- Chhedagad Location in Nepal
- Coordinates: 28°41′N 82°02′E﻿ / ﻿28.69°N 82.04°E
- Country: Nepal
- Province: Karnali
- District: Chhedagad 5Jajarkot = No. of Wards
- Established: 10 March 2017
- Boroughs: 13

Government
- • Type: Mayor–council government
- • Body: Chhedagad municipality Government
- • Mayor: Ratna Bahadur Khadka
- • Deputy mayor: Chandra Bahadur Thapa(APIL)(CPN (Maoist Centre)
- • Acting Chief Officer: Ganga Bahadur Rokaya

Area
- • Total: 284.20 km^{2} (109.73 sq mi)

Population (2011)
- • Total: 35,295
- • Density: 124.19/km^{2} (321.65/sq mi)
- Time zone: UTC+5:45 (NST)
- Website: www.chhedagadmun.gov.np

= Chhedagad =

Municipality in Karnali Province, Nepal

Chhedagad (छेडागाड) is an urban municipality located in the Jajarkot District of Karnali Province of Nepal.

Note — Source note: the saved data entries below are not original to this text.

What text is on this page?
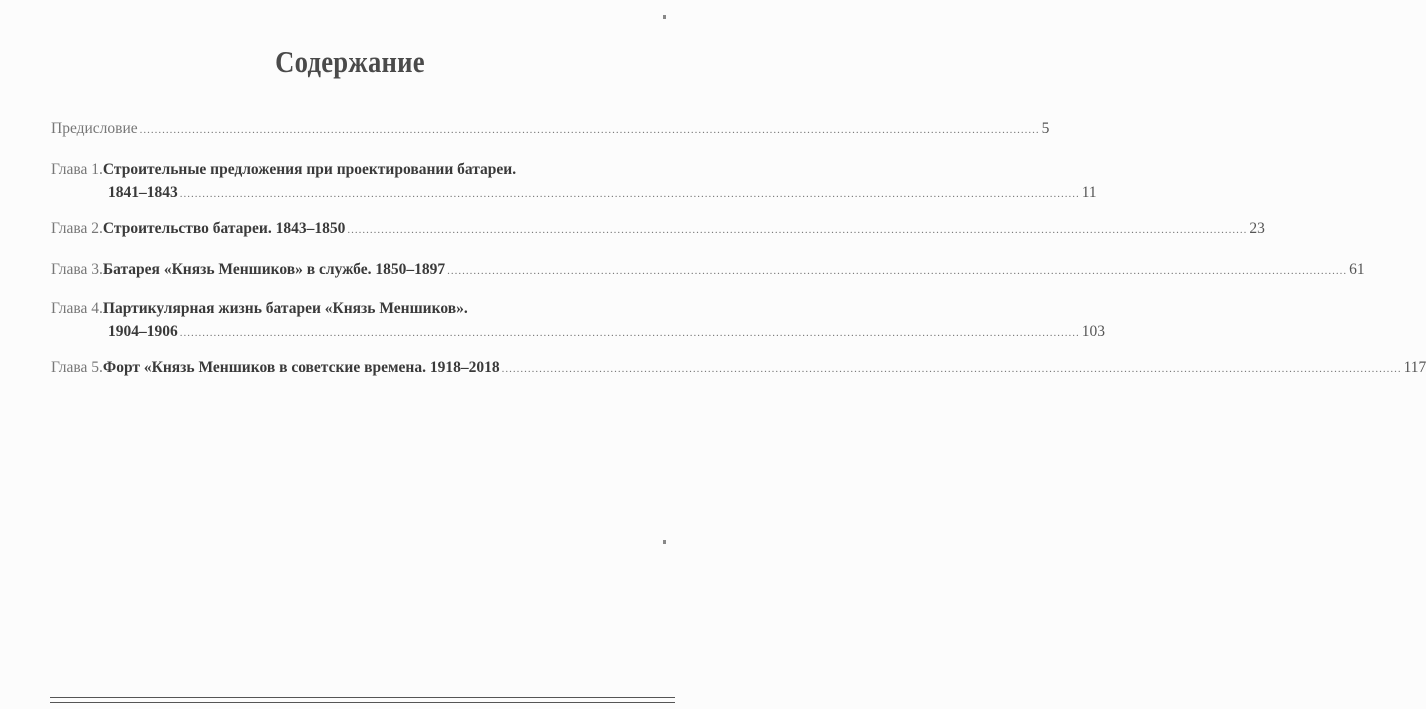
Содержание
Предисловие .....	5
Глава 1. Строительные предложения при проектировании батареи.
1841–1843 .....	11
Глава 2. Строительство батареи. 1843–1850 .....	23
Глава 3. Батарея «Князь Меншиков» в службе. 1850–1897 .....	61
Глава 4. Партикулярная жизнь батареи «Князь Меншиков».
1904–1906 .....	103
Глава 5. Форт «Князь Меншиков в советские времена. 1918–2018 .....	117
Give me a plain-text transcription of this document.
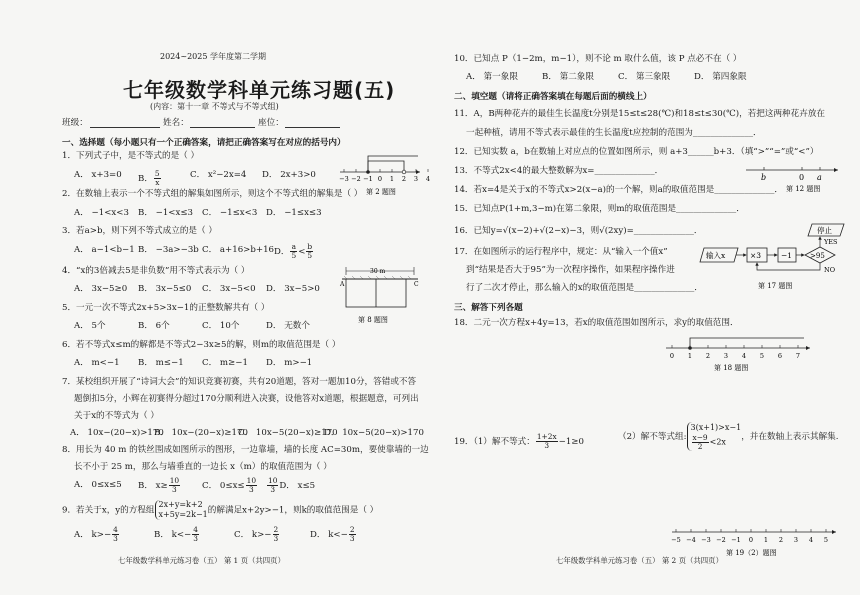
2024~2025 学年度第二学期
七年级数学科单元练习题(五)
(内容：第十一章 不等式与不等式组)
班级：	姓名：	座位：
一、选择题（每小题只有一个正确答案，请把正确答案写在对应的括号内）
1．下列式子中，是不等式的是（ ）
A． x+3=0 B． $\frac{5}{x}$	C． x²−2x=4 D． 2x+3>0	−3 −2 −1 0 1 2 3 4
第 2 题图
2．在数轴上表示一个不等式组的解集如图所示，则这个不等式组的解集是（ ）
A． −1<x<3 B． −1<x≤3 C． −1≤x<3 D． −1≤x≤3
3．若a>b，则下列不等式成立的是（ ）
A． a−1<b−1 B． −3a>−3b C． a+16>b+16 D． $\frac{a}{5} < \frac{b}{5}$
30 m
A	C
第 8 题图
4．“x的3倍减去5是非负数”用不等式表示为（ ）
A． 3x−5≥0 B． 3x−5≤0 C． 3x−5<0 D． 3x−5>0
5．一元一次不等式2x+5>3x−1的正整数解共有（ ）
A． 5个	B． 6个	C． 10个	D． 无数个
6．若不等式x≤m的解都是不等式2−3x≥5的解，则m的取值范围是（ ）
A． m<−1 B． m≤−1 C． m≥−1 D． m>−1
7．某校组织开展了“诗词大会”的知识竞赛初赛，共有20道题，答对一题加10分，答错或不答
题倒扣5分，小辉在初赛得分超过170分顺利进入决赛，设他答对x道题，根据题意，可列出
关于x的不等式为（ ）
A． 10x−(20−x)>170
B． 10x−(20−x)≥170
C． 10x−5(20−x)≥170
D． 10x−5(20−x)>170
8．用长为 40 m 的铁丝围成如图所示的图形，一边靠墙，墙的长度 AC=30m，要使靠墙的一边
长不小于 25 m，那么与墙垂直的一边长 x（m）的取值范围为（ ）
A． 0≤x≤5 B． $x\ge \frac{10}{3}$	C． $0\le x\le \frac{10}{3} \frac{10}{3}$ D． x≤5
9．若关于x，y的方程组2x+y=k+2
x+5y=2k−1的解满足x+2y>−1，则k的取值范围是（ ）
A． $k>- \frac{4}{3}$	B． $k<- \frac{4}{3}$	C． $k>- \frac{2}{3}$	D． $k<- \frac{2}{3}$
七年级数学科单元练习卷（五） 第 1 页（共四页）
10．已知点 P（1−2m，m−1），则不论 m 取什么值，该 P 点必不在（ ）
A． 第一象限	B． 第二象限	C． 第三象限	D． 第四象限
二、填空题（请将正确答案填在每题后面的横线上）
11．A，B两种花卉的最佳生长温度t分别是15≤t≤28(℃)和18≤t≤30(℃)，若把这两种花卉放在
一起种植，请用不等式表示最佳的生长温度t应控制的范围为______________．
12．已知实数 a，b在数轴上对应点的位置如图所示，则 a+3______b+3．（填“>”“=”或“<”）
b	0 a
第 12 题图
13．不等式2x<4的最大整数解为x=______________．
14．若x=4是关于x的不等式x>2(x−a)的一个解，则a的取值范围是______________．
15．已知点P(1+m,3−m)在第二象限，则m的取值范围是______________．
16．已知y=√(x−2)+√(2−x)−3，则√(2xy)=______________．
17．在如图所示的运行程序中，规定：从“输入一个值x”
到“结果是否大于95”为一次程序操作，如果程序操作进
行了二次才停止，那么输入的x的取值范围是______________．
输入x	×3	−1	>95
停止
YES
NO
第 17 题图
三、解答下列各题
18．二元一次方程x+4y=13，若x的取值范围如图所示，求y的取值范围．
0 1 2 3 4 5 6 7
第 18 题图
19．（1）解不等式： $\frac{1+2x}{3} -1\ge 0$	（2）解不等式组:3(x+1)>x−1

$\frac{x-9}{2} <2x$ ，并在数轴上表示其解集.
−5 −4 −3 −2 −1 0 1 2 3 4 5
第 19（2）题图
七年级数学科单元练习卷（五） 第 2 页（共四页）
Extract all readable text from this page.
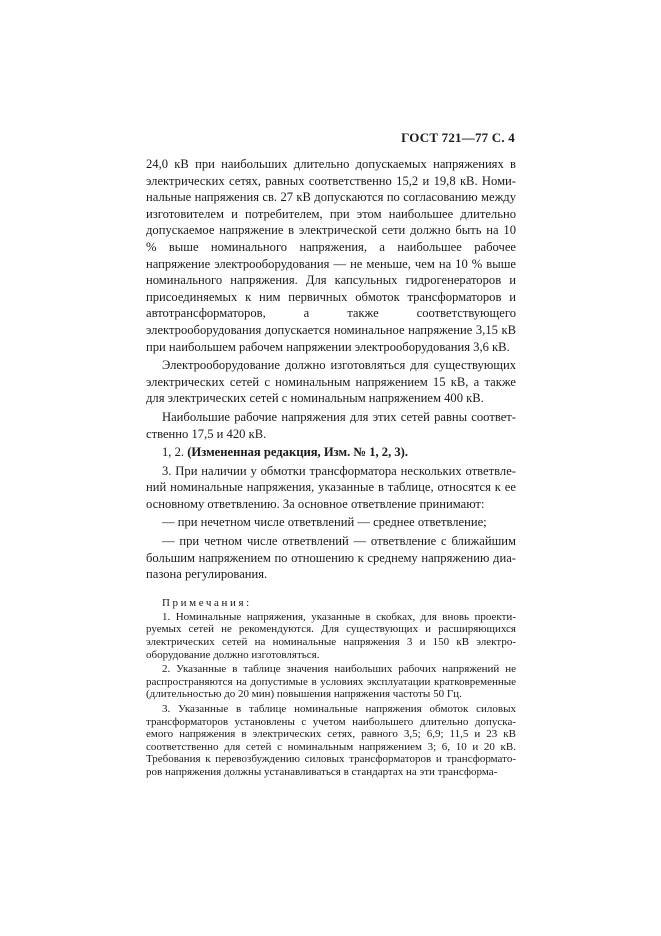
ГОСТ 721—77 С. 4

24,0 кВ при наибольших длительно допускаемых напряжениях в электрических сетях, равных соответственно 15,2 и 19,8 кВ. Номинальные напряжения св. 27 кВ допускаются по согласованию между изготовителем и потребителем, при этом наибольшее длительно допускаемое напряжение в электрической сети должно быть на 10 % выше номинального напряжения, а наибольшее рабочее напряжение электрооборудования — не меньше, чем на 10 % выше номинального напряжения. Для капсульных гидрогенераторов и присоединяемых к ним первичных обмоток трансформаторов и автотрансформаторов, а также соответствующего электрооборудования допускается номинальное напряжение 3,15 кВ при наибольшем рабочем напряжении электрооборудования 3,6 кВ.

Электрооборудование должно изготовляться для существующих электрических сетей с номинальным напряжением 15 кВ, а также для электрических сетей с номинальным напряжением 400 кВ.

Наибольшие рабочие напряжения для этих сетей равны соответственно 17,5 и 420 кВ.

1, 2. (Измененная редакция, Изм. № 1, 2, 3).

3. При наличии у обмотки трансформатора нескольких ответвлений номинальные напряжения, указанные в таблице, относятся к ее основному ответвлению. За основное ответвление принимают:

— при нечетном числе ответвлений — среднее ответвление;

— при четном числе ответвлений — ответвление с ближайшим большим напряжением по отношению к среднему напряжению диапазона регулирования.

Примечания:

1. Номинальные напряжения, указанные в скобках, для вновь проектируемых сетей не рекомендуются. Для существующих и расширяющихся электрических сетей на номинальные напряжения 3 и 150 кВ электрооборудование должно изготовляться.

2. Указанные в таблице значения наибольших рабочих напряжений не распространяются на допустимые в условиях эксплуатации кратковременные (длительностью до 20 мин) повышения напряжения частоты 50 Гц.

3. Указанные в таблице номинальные напряжения обмоток силовых трансформаторов установлены с учетом наибольшего длительно допускаемого напряжения в электрических сетях, равного 3,5; 6,9; 11,5 и 23 кВ соответственно для сетей с номинальным напряжением 3; 6, 10 и 20 кВ. Требования к перевозбуждению силовых трансформаторов и трансформаторов напряжения должны устанавливаться в стандартах на эти трансформа-
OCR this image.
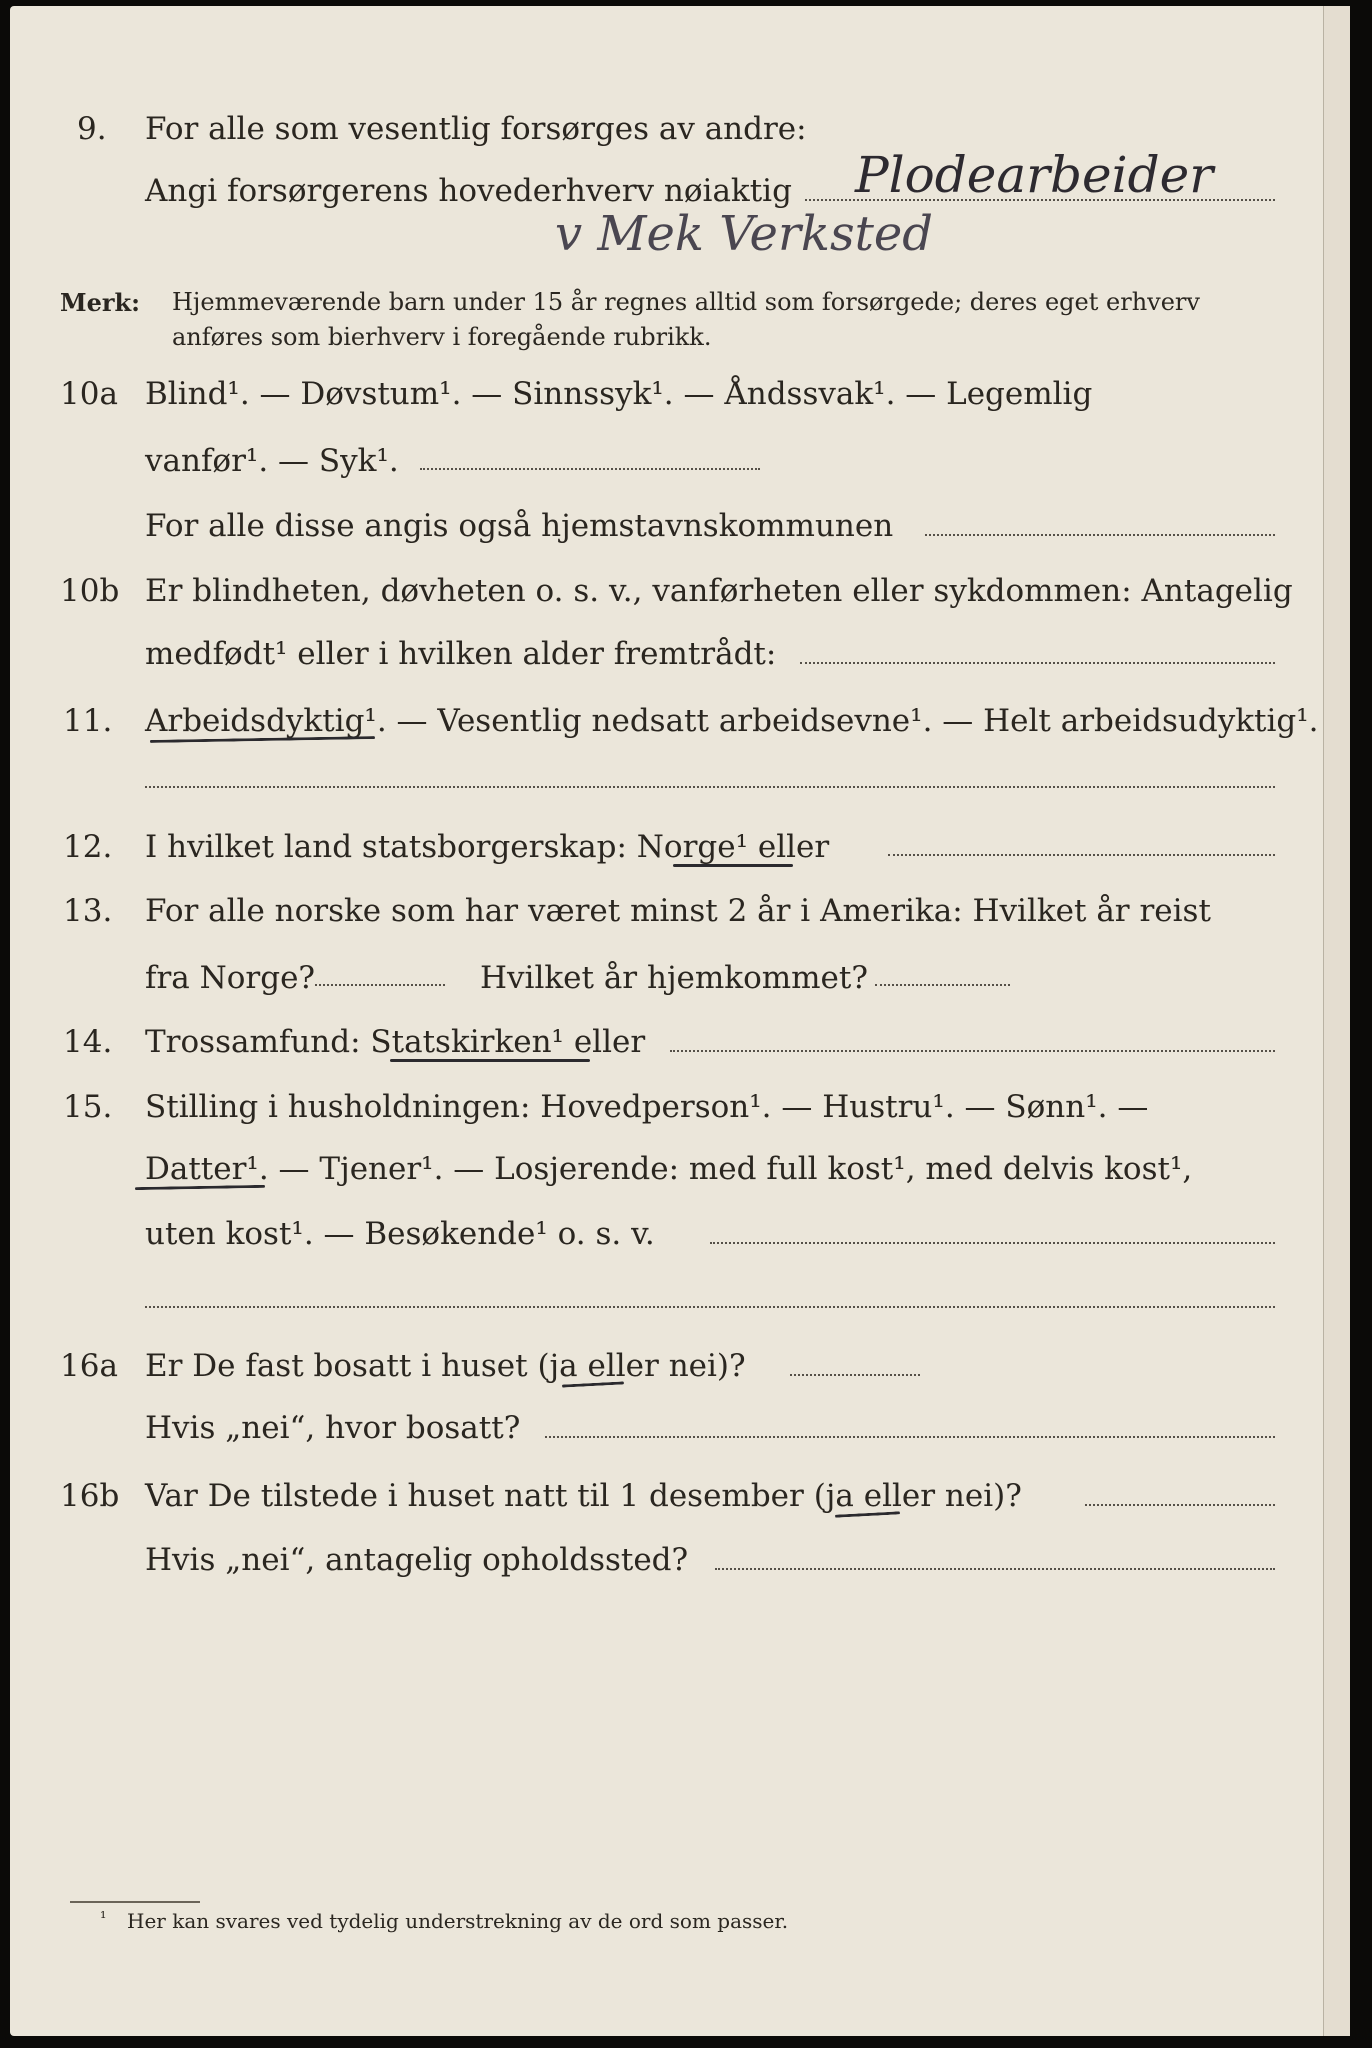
9. For alle som vesentlig forsørges av andre:
Angi forsørgerens hovederhverv nøiaktig Plodearbeider
v Mek Verksted
Merk: Hjemmeværende barn under 15 år regnes alltid som forsørgede; deres eget erhverv
anføres som bierhverv i foregående rubrikk.
10a Blind¹. — Døvstum¹. — Sinnssyk¹. — Åndssvak¹. — Legemlig
vanfør¹. — Syk¹.
For alle disse angis også hjemstavnskommunen
10b Er blindheten, døvheten o. s. v., vanførheten eller sykdommen: Antagelig
medfødt¹ eller i hvilken alder fremtrådt:
11. Arbeidsdyktig¹. — Vesentlig nedsatt arbeidsevne¹. — Helt arbeidsudyktig¹.
12. I hvilket land statsborgerskap: Norge¹ eller
13. For alle norske som har været minst 2 år i Amerika: Hvilket år reist
fra Norge?	Hvilket år hjemkommet?
14. Trossamfund: Statskirken¹ eller
15. Stilling i husholdningen: Hovedperson¹. — Hustru¹. — Sønn¹. —
Datter¹. — Tjener¹. — Losjerende: med full kost¹, med delvis kost¹,
uten kost¹. — Besøkende¹ o. s. v.
16a Er De fast bosatt i huset (ja eller nei)?
Hvis „nei“, hvor bosatt?
16b Var De tilstede i huset natt til 1 desember (ja eller nei)?
Hvis „nei“, antagelig opholdssted?
¹ Her kan svares ved tydelig understrekning av de ord som passer.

The total area of the municipality is 284.20 km2 and the total population of the municipality, as of the 2011 Nepal census is 35,295 individuals. The municipality is divided into 13 wards in total.

On the 10 March 2017, the Government of Nepal announced 744 local level units as per the new constitution of Nepal 2015, Chedagad municipality came into existence merging following former VDCs: Salma, Dasera, Suwanauli, Pajaru, Jhapra and Karkigaun. The headquarters of the municipality are located at Karkigaun

==Demographics==
At the time of the 2011 Nepal census, Chhedagad Municipality had a population of 35,295. Of these, 100.0% spoke Nepali as their first language.

In terms of ethnicity/caste, 45.8% were Chhetri, 21.5% Kami, 6.9% Hill Brahmin, 6.4% Thakuri, 5.9% Magar, 4.3% Damai/Dholi, 3.8% Sanyasi/Dasnami, 3.4% Sarki, 1.3% Badi, 0.3% Lohar, 0.1% Gaine and 0.1% others.

In terms of religion, 99.6% were Hindu and 0.4% Christian.

In terms of literacy, 57.9% could read and write, 4.9% could only read and 37.2% could neither read nor write.